AI holds great promise for healthcare, but not just on the medical side; many startups are convinced that machine learning-based systems can do very well in adjacent tasks such as meeting scheduling and confirmations.
Brazilian startup Carecode is among these AI believers. It’s coming out of hiding with an ambition to reduce health care costs and improve medical outcomes by developing AI agents that focus on tasks that happen before and after a medical encounter — and would typically be run by a call center.
“We tend to think that only the moment with the doctor is important, but after spending 10 years in healthcare, I realized that those moments (around the appointment) are just as important as the medical appointment,” CEO Thomaz Srougi (photo right image above) told TechCrunch.
Srougi comes from a family of doctors, but he himself is not one; His first-hand knowledge of healthcare comes from founding Dr. Consulta, a private medical services provider that has raised about $168 million in funding and where he remains chairman.
Carecode is still early in its fundraising journey, but already has an impressive cap table: its $4.3 million pre-round was primarily funded by a16z and QED, with participation from Endeavor Catalyst, K50 Ventures and Latitud Ventures, as well as high prices. profile figures from Brazil’s tech scene, including Nubank founder David Vélez.
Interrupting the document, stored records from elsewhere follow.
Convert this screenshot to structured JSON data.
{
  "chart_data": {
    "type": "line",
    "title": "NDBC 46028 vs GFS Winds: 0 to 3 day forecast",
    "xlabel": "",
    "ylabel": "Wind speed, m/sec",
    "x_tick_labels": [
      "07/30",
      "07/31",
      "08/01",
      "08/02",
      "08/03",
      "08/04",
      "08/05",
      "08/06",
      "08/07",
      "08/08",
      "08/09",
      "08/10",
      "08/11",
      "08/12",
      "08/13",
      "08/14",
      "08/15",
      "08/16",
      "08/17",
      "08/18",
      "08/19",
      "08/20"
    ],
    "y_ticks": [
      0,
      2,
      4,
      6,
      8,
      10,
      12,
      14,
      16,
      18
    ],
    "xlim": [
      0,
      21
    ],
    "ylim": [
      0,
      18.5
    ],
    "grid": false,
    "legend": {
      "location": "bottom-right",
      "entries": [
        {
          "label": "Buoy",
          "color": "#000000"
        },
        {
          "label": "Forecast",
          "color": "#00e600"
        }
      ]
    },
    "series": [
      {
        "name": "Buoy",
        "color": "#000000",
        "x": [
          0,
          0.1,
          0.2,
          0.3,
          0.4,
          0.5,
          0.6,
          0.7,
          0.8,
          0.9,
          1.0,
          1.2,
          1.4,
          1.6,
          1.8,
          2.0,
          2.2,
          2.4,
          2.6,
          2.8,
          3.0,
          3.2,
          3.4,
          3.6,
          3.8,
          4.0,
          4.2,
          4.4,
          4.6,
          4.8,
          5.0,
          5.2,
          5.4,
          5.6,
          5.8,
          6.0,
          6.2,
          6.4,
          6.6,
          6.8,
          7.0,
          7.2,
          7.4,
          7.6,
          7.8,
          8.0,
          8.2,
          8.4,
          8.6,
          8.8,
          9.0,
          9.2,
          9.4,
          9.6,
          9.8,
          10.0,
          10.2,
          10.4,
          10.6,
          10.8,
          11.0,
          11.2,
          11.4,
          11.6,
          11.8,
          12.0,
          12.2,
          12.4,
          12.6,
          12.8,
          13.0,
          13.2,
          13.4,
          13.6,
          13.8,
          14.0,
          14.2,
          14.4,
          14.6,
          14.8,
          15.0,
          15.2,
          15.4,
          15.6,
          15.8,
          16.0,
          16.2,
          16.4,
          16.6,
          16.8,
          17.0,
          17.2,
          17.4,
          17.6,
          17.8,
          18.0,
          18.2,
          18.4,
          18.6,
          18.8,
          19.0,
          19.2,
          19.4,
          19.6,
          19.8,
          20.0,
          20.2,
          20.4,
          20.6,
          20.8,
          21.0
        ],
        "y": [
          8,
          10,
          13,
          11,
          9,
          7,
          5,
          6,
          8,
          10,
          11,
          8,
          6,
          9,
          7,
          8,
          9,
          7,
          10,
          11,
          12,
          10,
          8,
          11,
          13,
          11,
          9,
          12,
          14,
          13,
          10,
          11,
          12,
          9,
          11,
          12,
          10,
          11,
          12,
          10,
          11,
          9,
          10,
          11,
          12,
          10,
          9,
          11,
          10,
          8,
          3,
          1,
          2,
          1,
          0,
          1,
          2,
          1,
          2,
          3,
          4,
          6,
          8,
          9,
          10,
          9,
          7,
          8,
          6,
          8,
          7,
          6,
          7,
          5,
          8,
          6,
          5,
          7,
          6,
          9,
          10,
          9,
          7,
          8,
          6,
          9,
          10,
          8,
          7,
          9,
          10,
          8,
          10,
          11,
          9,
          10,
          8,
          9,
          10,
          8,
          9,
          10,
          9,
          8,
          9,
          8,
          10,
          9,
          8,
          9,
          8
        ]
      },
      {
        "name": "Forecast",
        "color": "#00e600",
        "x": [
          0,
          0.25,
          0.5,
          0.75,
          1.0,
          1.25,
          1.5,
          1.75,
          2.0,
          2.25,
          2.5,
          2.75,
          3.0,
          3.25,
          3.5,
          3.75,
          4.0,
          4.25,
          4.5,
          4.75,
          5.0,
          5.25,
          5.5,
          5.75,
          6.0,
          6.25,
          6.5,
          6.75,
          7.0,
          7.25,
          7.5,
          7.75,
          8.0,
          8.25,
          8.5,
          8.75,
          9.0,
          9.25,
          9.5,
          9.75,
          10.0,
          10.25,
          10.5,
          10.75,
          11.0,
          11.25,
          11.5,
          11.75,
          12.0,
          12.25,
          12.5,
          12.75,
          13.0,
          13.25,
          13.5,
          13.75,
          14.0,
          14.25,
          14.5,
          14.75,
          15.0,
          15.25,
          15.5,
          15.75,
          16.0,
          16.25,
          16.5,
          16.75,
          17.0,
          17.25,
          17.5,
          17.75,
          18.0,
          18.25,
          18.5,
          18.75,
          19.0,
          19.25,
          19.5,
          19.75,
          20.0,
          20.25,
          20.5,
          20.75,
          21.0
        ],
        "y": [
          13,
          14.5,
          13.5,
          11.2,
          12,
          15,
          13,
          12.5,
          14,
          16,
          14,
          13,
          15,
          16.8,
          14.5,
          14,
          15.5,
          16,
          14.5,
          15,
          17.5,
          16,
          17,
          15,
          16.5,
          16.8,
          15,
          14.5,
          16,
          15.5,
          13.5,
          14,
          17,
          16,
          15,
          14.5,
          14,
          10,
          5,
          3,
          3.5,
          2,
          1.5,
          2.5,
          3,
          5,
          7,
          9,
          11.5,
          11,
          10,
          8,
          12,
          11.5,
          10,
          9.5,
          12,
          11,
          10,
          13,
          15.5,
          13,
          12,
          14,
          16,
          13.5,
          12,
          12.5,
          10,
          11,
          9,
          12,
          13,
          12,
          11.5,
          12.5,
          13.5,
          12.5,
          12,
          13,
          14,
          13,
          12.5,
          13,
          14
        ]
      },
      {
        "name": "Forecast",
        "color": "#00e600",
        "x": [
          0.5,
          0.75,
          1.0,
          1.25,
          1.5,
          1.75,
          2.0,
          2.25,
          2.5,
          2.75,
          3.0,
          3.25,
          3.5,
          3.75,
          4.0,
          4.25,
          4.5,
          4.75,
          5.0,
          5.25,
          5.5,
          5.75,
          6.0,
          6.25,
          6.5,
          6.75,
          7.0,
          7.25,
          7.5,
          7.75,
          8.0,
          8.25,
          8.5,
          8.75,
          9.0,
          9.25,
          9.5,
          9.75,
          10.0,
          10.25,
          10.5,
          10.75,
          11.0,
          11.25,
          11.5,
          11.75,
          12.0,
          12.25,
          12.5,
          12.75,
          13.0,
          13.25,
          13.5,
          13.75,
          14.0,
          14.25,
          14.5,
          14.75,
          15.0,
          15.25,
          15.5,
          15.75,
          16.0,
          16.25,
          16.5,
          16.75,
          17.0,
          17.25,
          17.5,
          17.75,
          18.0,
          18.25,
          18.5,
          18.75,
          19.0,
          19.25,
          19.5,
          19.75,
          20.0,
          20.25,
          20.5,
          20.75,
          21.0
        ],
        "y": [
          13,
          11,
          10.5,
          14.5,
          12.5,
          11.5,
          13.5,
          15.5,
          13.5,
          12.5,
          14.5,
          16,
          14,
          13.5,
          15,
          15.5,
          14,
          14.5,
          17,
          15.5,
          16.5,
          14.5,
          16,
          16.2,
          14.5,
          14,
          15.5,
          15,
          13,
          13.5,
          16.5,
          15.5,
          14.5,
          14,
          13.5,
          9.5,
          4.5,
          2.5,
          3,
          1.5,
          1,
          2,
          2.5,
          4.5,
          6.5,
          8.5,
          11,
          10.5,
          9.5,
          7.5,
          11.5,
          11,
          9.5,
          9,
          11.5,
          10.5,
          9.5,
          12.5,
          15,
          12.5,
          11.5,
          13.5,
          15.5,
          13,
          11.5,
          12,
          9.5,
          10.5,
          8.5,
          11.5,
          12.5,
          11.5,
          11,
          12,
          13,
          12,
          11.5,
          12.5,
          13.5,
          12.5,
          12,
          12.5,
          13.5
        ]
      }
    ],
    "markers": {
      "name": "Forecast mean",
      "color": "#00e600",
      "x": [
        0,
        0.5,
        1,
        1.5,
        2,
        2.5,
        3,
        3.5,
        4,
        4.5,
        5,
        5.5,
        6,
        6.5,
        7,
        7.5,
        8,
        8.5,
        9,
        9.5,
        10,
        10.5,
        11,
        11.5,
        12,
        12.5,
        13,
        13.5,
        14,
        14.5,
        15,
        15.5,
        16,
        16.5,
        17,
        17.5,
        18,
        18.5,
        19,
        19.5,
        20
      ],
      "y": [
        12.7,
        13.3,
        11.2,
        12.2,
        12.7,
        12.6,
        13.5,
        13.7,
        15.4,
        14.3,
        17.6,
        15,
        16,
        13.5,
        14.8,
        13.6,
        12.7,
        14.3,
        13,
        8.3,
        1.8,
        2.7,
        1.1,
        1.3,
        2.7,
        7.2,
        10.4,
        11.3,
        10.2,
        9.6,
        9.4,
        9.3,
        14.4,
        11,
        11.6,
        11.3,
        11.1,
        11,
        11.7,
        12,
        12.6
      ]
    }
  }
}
Venture capital in Latin America is still going through a “startup winter,” but — as this preliminary surge underscores — there’s still funding for entrepreneurs with data like Srougi and his co-founder, Pedro Magalhães, a former CTO at several startups in others, including BEES Bank Brasil and Zé Delivery.
“I think that’s very true for mainstream VCs, especially when the world is upside down,” suggested Srougi, also noting that a16z partner Gabriel Vasquez helped mature the idea for Carecode and move the startup from planning to execution phase.
Srougi is also drawing on the relationships he has built over his career to find partners who can test Carecode. Early results with a partner it can’t name look promising, according to the startup, which said the results suggest its AI agents can do much of the work of a typical healthcare call center for a fraction of the cost, and even go a step further by proactively filling canceled slots while letting employees take care of more complex cases.
Importantly for Brazil, Carecode meets users where they are, which is usually on WhatsApp – where it supports text and audio messaging. “This is really important because elderly individuals and most low-income individuals prefer to send WhatsApp audio instead of typing,” Srougi said, adding that voice calls are also on the roadmap.
These localization changes are one aspect that makes Carecode different from American benchmarks like Sierra, the AI startup co-founded by Bret Taylor.
Another difference is Carecode’s vertical focus. According to QED partner and head of Brazil, Camila Vieira Fernandes, this gives the startup an advantage over horizontal approaches which “often require multiple solutions to achieve sub-par results, negatively impacting the customer experience and leaving value considerable unused”.
Market size can be a limitation for a vertical model, but healthcare in Brazil isn’t exactly a small country, and neither is the problem Carecode is pursuing. According to Srougi, healthcare companies in Brazil spend 50% of their revenue on contact centers and administrative payroll—about $100 billion a year.
Srougi and his team believe that going vertical into a market with specific needs like healthcare will help Carecode build a gap against more general competitors, but the startup could also diversify later. “We may be able to go into insurance in the future, for example life insurance and other sectors related to healthcare. We want to use payments. We can use financing. So it all comes down to health care,” he added.